Being a CEO is not easy. I experience the day to day challenges our own CEO, Dave Crouch, has with running a business, a staff of great folks and making sure customers are satisfied with ten24 Web's services and support.
Thanks to Gini Dietrich over at Spin Sucks and my fellow authors who collaborated on this project, there's an e-book called Dear CEO: Letters to the C-Suite from Experts on Vision, Culture, Community, and Integration that's filled with excellent advice from industry experts on how CEO's can lead the effort in making their organizations better places for both employees and customers. Leadership requires elbow grease; there's no way around it. The advice in this e-book is insightful. I strongly suggest all CEO's or those who interact with the C-Suite get a copy. I do have about five free copies so here's what I'll do. The first five people who comment on this blog post will get the e-book at no cost!
Being an integrated marketer, I'm passionate about the customer experience and feel all companies should focus their organizations around customers. That was the driver for my page in the e-book below. Enjoy! You can follow all the great conversations on Twitter here (#DearCEO).
Many companies claim to be customer-centric, but their actions aren't consistent with this claim. What does it mean? Customer-centric organizations don't just focus on customer needs, they structure their entire operations around serving customers.
Customer-centric companies such as FedEx, UPS and USAA practice walking in their customers‘ shoes every day, and in return, are some of the most profitable companies in the world. Why? Customers become their strongest advocates, continuously buy their products and services, and have a major competitive advantage. Imagine an organization whose key differentiator is its customers not products.
Trash your current mission statement!
Just wanted to get your attention for a moment. Seriously, is your mission statement just a bunch of words for stakeholders to read, or are you living it? Are your corporate goals and objectives realistic? Most importantly, do your employees understand them? Have you and your team communicated the relevance of your mission to each and every employee in the way he or she understands it?

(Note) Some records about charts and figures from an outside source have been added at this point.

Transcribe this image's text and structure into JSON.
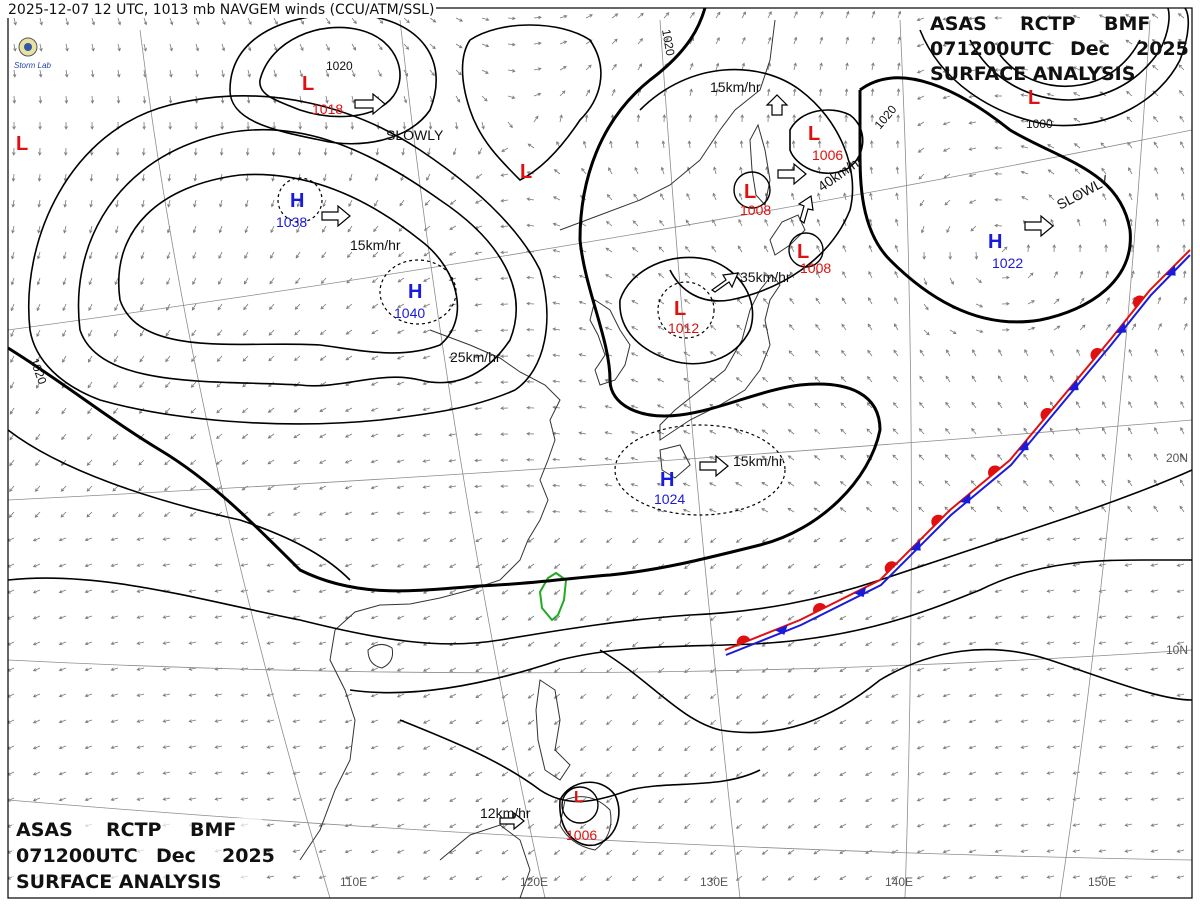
{
  "caption": "2025-12-07 12 UTC, 1013 mb NAVGEM winds (CCU/ATM/SSL)",
  "logo_text": "Storm Lab",
  "header_top_right": {
    "line1": [
      "ASAS",
      "RCTP",
      "BMF"
    ],
    "line2": [
      "071200UTC",
      "Dec",
      "2025"
    ],
    "line3": "SURFACE ANALYSIS"
  },
  "header_bottom_left": {
    "line1": [
      "ASAS",
      "RCTP",
      "BMF"
    ],
    "line2": [
      "071200UTC",
      "Dec",
      "2025"
    ],
    "line3": "SURFACE ANALYSIS"
  },
  "colors": {
    "high": "#1a1adb",
    "low": "#e01010",
    "front_warm": "#e01010",
    "front_cold": "#1a1adb",
    "taiwan_coast": "#22aa22",
    "isobar": "#000000",
    "coast": "#333333",
    "wind": "#7a7a7a"
  },
  "systems": [
    {
      "type": "H",
      "pressure": "1038"
    },
    {
      "type": "H",
      "pressure": "1040"
    },
    {
      "type": "H",
      "pressure": "1024"
    },
    {
      "type": "H",
      "pressure": "1022"
    },
    {
      "type": "L",
      "pressure": "1018"
    },
    {
      "type": "L",
      "pressure": "1012"
    },
    {
      "type": "L",
      "pressure": "1008"
    },
    {
      "type": "L",
      "pressure": "1008"
    },
    {
      "type": "L",
      "pressure": "1006"
    },
    {
      "type": "L",
      "pressure": "1006"
    },
    {
      "type": "L",
      "pressure": ""
    },
    {
      "type": "L",
      "pressure": ""
    },
    {
      "type": "L",
      "pressure": ""
    }
  ],
  "motions": [
    "SLOWLY",
    "15km/hr",
    "15km/hr",
    "25km/hr",
    "15km/hr",
    "40km/hr",
    "35km/hr",
    "SLOWLY",
    "12km/hr"
  ],
  "isobar_labels": [
    "1020",
    "1020",
    "1020",
    "1020",
    "1000"
  ],
  "longitudes": [
    "110E",
    "120E",
    "130E",
    "140E",
    "150E"
  ],
  "latitudes": [
    "20N",
    "10N"
  ]
}
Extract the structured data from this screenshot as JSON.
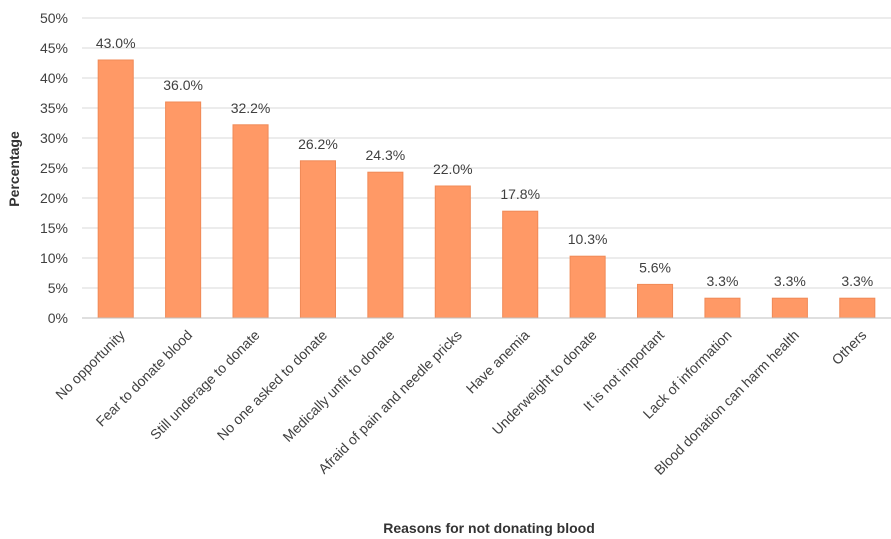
{
  "chart_data": {
    "type": "bar",
    "xlabel": "Reasons for not donating blood",
    "ylabel": "Percentage",
    "ylim": [
      0,
      50
    ],
    "yticks": [
      "0%",
      "5%",
      "10%",
      "15%",
      "20%",
      "25%",
      "30%",
      "35%",
      "40%",
      "45%",
      "50%"
    ],
    "grid": true,
    "categories": [
      "No opportunity",
      "Fear to donate blood",
      "Still underage to donate",
      "No one asked to donate",
      "Medically unfit to donate",
      "Afraid of pain and needle pricks",
      "Have anemia",
      "Underweight to donate",
      "It is not important",
      "Lack of information",
      "Blood donation can harm health",
      "Others"
    ],
    "values": [
      43.0,
      36.0,
      32.2,
      26.2,
      24.3,
      22.0,
      17.8,
      10.3,
      5.6,
      3.3,
      3.3,
      3.3
    ],
    "data_labels": [
      "43.0%",
      "36.0%",
      "32.2%",
      "26.2%",
      "24.3%",
      "22.0%",
      "17.8%",
      "10.3%",
      "5.6%",
      "3.3%",
      "3.3%",
      "3.3%"
    ],
    "bar_color": "#FF9966",
    "bar_edge_color": "#F08A57"
  }
}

To be customer-centric, you must first be employee-centric.
If your employees understand your mission and how it applies to them individually, it becomes that much easier for them to know their role and value to the organization. Communicate your mission through the ranks continuously and always encourage feedback. You have to be a great listener. Communication breakdowns in organizations hurt morale big time. Don‘t you want passionate, motivated employees to service customers?
Can your internal systems handle customer interactions?
By internal systems, I‘m not just referring to databases and CRM technology but making sure employees are trained and have the tools they need to successfully interact with customers. Do they have access to relevant data from all customer touch points? What type of data is being collected, and how is it being used? How much of that data is used to improve internal processes or customer experiences? Hopefully you are using this critical data, as nearly one out of every four (24 %) executives said that they seldom or never use customer feedback to change a business process (according to a survey by Market Tools, Inc.) Customer data must be shared across the organization for one view of the customer.
Are you meeting your employees’ and customers’ basic needs? We are all human with basic needs starting with food, shelter and clothing for survival. Customer-centric organizations get to know their customers in great detail to satisfy their needs. One of my favorite examples is from FedEx who identified and created a version of their customers‘ ?basic? needs. Do what they did.
1. Physical needs - Having a package delivered on time
2. Informational needs - Package tracking even if it's on time
3. Emotional needs - Peace of mind package is on its way
4. Spiritual needs - Employees and customers being part of something greater than themselves
Who owns the customer experience in your organization?
In a customer-centric organization, everyone from the CEO to the receptionist owns the customer experience. Employees in all areas of a customer-centric organization play an integral part. We are all in the customer business. Treat your employees well, and they will treat customers well.
Are you ready for a radical change towards a truly customer-centric organization? I challenge you starting now!"